火除橋を渡る静寂と、産業を司る神徳。万物の営みを支える「豊穣の聖地」への拝礼【伊勢神宮(外宮)】

■ 伊勢神宮(外宮) 備忘録

創建: 雄略天皇22年(伝承・約1500年前)

御祭神: 豊受大御神(とようけのおおみかみ)

見どころ:

  • 外宮の入り口「火除橋(ひよけばし)」: 参拝者が最初に渡る、左側通行の美しい木造橋。ここから一歩踏み込むと、伊勢の豊かな大地と深い森が作り出す、優しくも厳かな神域へと繋がります。

  • 衣食住と産業の守護神: 天照大御神の「食事」を司る御饌都神(みけつかみ)として丹波国から迎えられた神様。現代では農業や漁業はもちろん、あらゆる商工業、すべての「産業・ビジネス」の発展を支える絶対的な守護神として崇敬されています。
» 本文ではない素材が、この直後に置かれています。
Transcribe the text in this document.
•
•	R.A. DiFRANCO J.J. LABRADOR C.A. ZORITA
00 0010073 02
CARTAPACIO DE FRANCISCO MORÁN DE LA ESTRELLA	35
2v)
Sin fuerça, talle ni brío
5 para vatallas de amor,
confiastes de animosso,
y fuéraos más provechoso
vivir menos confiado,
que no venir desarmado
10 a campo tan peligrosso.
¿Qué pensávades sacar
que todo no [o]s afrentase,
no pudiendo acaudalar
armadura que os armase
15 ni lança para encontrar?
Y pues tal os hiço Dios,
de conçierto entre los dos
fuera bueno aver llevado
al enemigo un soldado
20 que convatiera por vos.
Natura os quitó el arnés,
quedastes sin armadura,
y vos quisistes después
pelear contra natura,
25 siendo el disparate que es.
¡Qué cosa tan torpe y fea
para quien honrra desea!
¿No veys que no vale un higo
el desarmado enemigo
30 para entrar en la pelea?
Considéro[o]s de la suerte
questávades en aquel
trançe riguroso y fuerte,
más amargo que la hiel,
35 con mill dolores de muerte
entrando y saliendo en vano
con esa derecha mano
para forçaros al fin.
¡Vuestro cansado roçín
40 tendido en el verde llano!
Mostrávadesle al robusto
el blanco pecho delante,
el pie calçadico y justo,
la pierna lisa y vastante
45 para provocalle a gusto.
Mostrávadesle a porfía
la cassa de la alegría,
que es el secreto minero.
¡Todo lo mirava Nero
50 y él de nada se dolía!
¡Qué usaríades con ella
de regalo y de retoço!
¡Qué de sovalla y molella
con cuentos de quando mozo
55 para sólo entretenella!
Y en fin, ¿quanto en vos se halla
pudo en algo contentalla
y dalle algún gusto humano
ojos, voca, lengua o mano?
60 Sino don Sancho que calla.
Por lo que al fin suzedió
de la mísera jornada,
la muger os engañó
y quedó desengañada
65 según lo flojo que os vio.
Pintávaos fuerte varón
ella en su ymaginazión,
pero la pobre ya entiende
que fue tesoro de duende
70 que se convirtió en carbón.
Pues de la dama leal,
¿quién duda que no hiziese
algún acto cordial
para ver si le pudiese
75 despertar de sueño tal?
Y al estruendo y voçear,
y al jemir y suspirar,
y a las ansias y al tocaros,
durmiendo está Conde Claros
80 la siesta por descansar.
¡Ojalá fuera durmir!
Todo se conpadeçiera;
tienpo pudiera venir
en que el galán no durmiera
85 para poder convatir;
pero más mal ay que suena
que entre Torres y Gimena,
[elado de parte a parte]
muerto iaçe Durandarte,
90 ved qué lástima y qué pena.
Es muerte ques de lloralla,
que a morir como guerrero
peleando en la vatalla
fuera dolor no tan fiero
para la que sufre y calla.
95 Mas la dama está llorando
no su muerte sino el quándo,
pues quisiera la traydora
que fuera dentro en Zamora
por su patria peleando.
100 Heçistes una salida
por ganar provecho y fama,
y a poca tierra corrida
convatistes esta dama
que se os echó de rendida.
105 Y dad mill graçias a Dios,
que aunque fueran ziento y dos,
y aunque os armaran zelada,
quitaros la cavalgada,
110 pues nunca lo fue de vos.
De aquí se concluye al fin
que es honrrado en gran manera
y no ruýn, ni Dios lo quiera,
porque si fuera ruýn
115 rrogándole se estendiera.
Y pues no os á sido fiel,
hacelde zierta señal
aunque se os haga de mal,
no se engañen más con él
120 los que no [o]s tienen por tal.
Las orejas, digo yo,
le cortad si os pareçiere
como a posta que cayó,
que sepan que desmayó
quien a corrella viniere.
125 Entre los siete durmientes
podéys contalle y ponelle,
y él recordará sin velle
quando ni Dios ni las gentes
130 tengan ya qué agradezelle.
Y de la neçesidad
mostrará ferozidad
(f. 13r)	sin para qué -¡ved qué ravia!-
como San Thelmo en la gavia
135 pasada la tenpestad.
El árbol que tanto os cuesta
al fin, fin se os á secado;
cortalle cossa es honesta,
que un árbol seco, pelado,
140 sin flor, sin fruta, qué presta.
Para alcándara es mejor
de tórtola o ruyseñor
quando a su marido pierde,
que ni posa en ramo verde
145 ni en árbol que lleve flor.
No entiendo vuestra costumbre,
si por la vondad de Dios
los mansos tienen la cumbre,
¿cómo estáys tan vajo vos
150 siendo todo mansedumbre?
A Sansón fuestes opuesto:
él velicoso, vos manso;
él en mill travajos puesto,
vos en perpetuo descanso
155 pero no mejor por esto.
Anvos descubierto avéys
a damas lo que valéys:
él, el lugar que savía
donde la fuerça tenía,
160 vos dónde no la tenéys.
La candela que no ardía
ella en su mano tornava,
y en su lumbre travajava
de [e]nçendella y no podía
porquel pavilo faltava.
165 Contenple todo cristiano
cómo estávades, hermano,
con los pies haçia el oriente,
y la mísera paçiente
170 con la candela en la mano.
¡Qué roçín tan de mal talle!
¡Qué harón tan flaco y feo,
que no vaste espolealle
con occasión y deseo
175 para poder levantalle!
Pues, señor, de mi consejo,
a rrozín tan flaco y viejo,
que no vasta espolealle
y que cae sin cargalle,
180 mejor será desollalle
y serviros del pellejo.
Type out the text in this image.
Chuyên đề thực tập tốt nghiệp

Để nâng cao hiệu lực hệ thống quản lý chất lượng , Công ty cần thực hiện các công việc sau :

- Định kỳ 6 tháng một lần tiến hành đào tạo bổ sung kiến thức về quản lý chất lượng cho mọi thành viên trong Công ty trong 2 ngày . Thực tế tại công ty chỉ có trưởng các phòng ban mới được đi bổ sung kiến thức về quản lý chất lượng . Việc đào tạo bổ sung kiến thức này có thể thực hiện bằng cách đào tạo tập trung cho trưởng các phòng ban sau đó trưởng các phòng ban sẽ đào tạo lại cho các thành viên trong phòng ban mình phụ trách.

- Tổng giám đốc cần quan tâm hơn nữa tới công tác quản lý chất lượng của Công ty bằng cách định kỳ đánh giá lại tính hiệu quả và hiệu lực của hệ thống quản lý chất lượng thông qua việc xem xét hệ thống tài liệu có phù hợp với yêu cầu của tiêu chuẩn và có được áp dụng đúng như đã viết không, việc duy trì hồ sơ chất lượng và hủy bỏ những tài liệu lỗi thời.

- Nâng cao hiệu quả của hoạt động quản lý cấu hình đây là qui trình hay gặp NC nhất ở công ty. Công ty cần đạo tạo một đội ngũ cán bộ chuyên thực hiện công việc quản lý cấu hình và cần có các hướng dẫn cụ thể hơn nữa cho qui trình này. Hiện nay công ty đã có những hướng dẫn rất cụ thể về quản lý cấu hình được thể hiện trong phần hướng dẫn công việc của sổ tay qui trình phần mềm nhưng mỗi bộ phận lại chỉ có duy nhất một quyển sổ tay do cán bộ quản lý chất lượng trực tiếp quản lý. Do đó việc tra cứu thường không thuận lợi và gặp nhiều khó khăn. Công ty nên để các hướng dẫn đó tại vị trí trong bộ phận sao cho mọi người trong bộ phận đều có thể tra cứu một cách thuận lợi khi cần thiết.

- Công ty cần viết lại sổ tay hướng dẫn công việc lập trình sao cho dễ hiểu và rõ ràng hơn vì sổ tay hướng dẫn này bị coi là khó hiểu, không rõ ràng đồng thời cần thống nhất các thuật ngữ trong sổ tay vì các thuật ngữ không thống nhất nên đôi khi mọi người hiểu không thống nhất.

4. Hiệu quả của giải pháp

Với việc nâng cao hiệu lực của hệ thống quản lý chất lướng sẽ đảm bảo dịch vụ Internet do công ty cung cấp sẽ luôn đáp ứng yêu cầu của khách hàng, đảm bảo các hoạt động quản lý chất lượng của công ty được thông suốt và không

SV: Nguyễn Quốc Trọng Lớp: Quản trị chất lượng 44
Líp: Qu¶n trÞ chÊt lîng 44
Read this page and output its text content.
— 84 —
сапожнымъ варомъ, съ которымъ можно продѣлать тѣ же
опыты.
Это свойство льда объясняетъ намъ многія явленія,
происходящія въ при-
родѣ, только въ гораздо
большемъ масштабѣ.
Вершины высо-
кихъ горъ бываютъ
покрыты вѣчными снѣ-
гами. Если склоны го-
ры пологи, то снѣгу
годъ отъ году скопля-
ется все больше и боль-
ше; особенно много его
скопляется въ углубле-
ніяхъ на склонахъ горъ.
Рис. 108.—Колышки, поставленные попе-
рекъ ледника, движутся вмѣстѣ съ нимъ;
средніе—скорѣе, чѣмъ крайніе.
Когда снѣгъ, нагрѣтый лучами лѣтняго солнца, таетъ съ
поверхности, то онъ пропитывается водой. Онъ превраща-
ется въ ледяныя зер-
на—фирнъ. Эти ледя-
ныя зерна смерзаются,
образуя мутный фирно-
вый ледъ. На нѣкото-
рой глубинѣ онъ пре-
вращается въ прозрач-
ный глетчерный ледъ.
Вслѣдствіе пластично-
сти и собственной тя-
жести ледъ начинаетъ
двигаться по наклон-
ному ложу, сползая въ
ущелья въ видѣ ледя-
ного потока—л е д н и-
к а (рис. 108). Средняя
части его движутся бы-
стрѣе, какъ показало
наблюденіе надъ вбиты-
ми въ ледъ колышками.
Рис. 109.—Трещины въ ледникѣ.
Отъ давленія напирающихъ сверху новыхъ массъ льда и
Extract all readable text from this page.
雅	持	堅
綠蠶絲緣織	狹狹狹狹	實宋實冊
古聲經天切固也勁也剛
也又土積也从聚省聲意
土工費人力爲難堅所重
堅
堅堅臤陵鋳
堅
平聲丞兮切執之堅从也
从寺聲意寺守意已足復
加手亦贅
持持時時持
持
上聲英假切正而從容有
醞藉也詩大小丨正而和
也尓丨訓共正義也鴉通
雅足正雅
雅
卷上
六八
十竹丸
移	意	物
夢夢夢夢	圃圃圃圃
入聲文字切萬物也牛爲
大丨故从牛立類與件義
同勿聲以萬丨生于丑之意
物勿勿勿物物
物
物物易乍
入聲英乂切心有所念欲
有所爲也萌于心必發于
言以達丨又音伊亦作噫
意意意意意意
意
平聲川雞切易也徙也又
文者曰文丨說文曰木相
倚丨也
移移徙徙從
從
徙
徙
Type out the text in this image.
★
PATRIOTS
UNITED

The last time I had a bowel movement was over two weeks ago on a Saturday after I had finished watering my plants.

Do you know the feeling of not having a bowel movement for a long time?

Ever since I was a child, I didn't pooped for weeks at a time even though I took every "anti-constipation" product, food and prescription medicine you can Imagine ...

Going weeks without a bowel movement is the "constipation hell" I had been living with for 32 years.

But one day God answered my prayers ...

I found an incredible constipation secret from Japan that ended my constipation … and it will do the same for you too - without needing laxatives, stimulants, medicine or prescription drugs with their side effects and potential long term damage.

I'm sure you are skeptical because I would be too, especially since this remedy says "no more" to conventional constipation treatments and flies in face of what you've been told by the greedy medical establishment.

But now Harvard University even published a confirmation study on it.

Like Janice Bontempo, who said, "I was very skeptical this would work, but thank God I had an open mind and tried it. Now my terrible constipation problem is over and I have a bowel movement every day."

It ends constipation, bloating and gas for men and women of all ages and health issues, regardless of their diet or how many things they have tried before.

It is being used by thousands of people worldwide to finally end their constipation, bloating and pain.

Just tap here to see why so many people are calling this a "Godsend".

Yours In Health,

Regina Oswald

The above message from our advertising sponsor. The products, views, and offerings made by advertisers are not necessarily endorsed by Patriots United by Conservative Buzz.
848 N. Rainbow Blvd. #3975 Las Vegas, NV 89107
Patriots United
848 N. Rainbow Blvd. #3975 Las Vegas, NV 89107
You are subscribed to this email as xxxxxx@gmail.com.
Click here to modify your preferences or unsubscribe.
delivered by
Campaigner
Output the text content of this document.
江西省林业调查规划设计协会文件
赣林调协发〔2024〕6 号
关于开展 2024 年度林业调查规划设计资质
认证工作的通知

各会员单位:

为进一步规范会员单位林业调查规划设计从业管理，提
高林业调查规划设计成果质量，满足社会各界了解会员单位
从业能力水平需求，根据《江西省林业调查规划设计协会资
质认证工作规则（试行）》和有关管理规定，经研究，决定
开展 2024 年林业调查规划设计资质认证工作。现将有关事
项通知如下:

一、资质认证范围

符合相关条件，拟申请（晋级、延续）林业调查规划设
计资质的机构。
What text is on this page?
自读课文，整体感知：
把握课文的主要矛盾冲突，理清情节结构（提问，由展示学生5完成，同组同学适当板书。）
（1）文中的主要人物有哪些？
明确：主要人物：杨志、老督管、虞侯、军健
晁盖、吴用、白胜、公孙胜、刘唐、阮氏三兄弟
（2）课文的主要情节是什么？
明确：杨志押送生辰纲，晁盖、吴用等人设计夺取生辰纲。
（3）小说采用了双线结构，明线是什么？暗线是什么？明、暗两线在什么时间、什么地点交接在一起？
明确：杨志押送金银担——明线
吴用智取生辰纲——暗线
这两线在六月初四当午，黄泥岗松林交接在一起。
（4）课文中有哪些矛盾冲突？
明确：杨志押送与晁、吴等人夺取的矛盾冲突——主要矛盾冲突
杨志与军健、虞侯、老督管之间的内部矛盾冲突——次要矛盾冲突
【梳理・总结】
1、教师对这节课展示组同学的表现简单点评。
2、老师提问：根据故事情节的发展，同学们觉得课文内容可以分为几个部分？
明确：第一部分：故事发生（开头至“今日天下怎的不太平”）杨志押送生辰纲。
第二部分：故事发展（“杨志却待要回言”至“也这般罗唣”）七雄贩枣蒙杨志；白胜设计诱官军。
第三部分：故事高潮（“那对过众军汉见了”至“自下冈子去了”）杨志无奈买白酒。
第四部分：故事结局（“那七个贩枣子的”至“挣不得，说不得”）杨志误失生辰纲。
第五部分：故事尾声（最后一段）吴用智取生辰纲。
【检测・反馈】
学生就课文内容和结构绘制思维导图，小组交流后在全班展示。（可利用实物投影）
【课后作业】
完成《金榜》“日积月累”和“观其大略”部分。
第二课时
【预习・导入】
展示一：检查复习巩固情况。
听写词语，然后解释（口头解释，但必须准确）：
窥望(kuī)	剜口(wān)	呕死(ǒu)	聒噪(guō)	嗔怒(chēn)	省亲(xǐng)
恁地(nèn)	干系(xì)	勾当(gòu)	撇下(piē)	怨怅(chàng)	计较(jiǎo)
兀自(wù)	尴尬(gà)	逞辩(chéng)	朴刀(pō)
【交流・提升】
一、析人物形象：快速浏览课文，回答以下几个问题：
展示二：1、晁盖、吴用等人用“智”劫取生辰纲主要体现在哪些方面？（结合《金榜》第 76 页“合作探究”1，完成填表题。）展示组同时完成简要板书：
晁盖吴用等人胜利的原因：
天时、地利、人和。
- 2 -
  • 直線美を極めた「御正殿」: 内宮の千木(ちぎ)が「内削ぎ(水平)」であるのに対し、外宮の千木は「外削ぎ(垂直)」。天を突くように力強く伸びるそのラインに、日々の生活や事業を力強く育む、外宮ならではの躍動感が宿っています。

令和5年2月16日。翌日に控えた内宮参拝を前に、冷たく澄み切った伊勢の冬空のもと、まずはすべての営みの基盤を支える外宮へと向かいました。

火除橋を渡り、玉砂利を踏みしめながら、大きな杉の木々が立ち並ぶ参道をゆっくりと歩み進めます。 外宮の境内は、内宮の圧倒的な広大さに比べ、どこか温かく、私たちの生活や日々の活動にそっと寄り添ってくれるような、親しみやすくも深い包容力に満ちていました。

日々の食事、住まう場所、そして日々挑戦を続けられるビジネスの現場——そのすべてを足元から支えてくださる豊受大御神に、正宮の前にて深い感謝の祈りを捧げます。

「衣食住が足りてこそ、大いなる志を立てることができる」 物事を生み出し、育て、循環させていくための確かな生命力と、感謝の念を身体の芯に宿した、心温まる二月の午後の記録です。